(1.)
The pursuit we owe to ourselves and the world.
Everyone is a prisoner of something. Current physical circumstances. Past trauma. A limit of belief or imagination. An insecurity. A lie we believe. A truth we ignore. A fear of failure. A voice in our heads that dictates what we can and cannot do. Expectations of family or society. Disability. Chronic Illness. Addiction. Grief. Shame. A general world weariness or exhaustion. A locked idea that the world we've known is the only world there is, or ever could be.
We praise
the P.O.W. who escapes an enemy/internment camp. We praise the addict who escapes their addiction and chooses
sobriety. But in so many other contexts escape is considered juvenile, a product of weakness or
immaturity. Nothing could be farther from the truth.
(2.) To imagine something better for yourself or the world in a fictional setting, until you have the courage or ability to make it real.

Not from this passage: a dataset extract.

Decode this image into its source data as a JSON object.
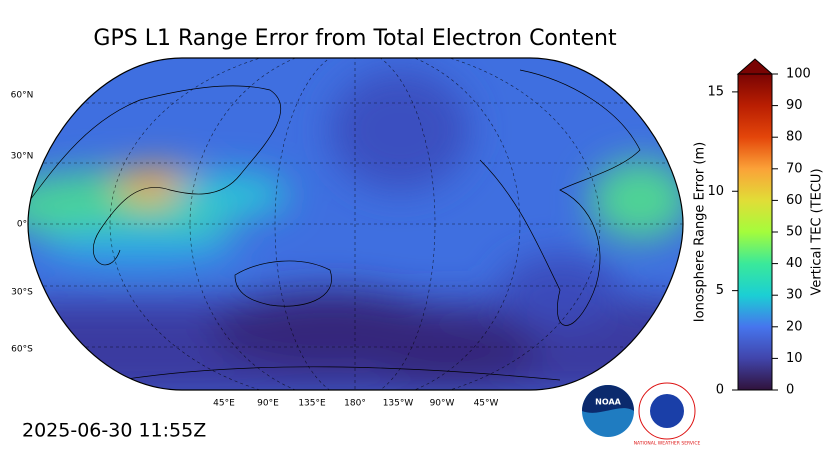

No P.O.W. escapes an internment camp without imagining a vision of freedom powerful enough it spits in the face of their current tortured and
starved reality. Equally so, an addict who
imagines a reality in which they are sober, is often imagining something they think is impossible.
Escape gives us permission to think limitlessly, even when we think everything in our life limits us. Because it doesn't ask what's likely or possible, or what the
odds are. It just asks, "What would
your reality look like if you had it your Way?"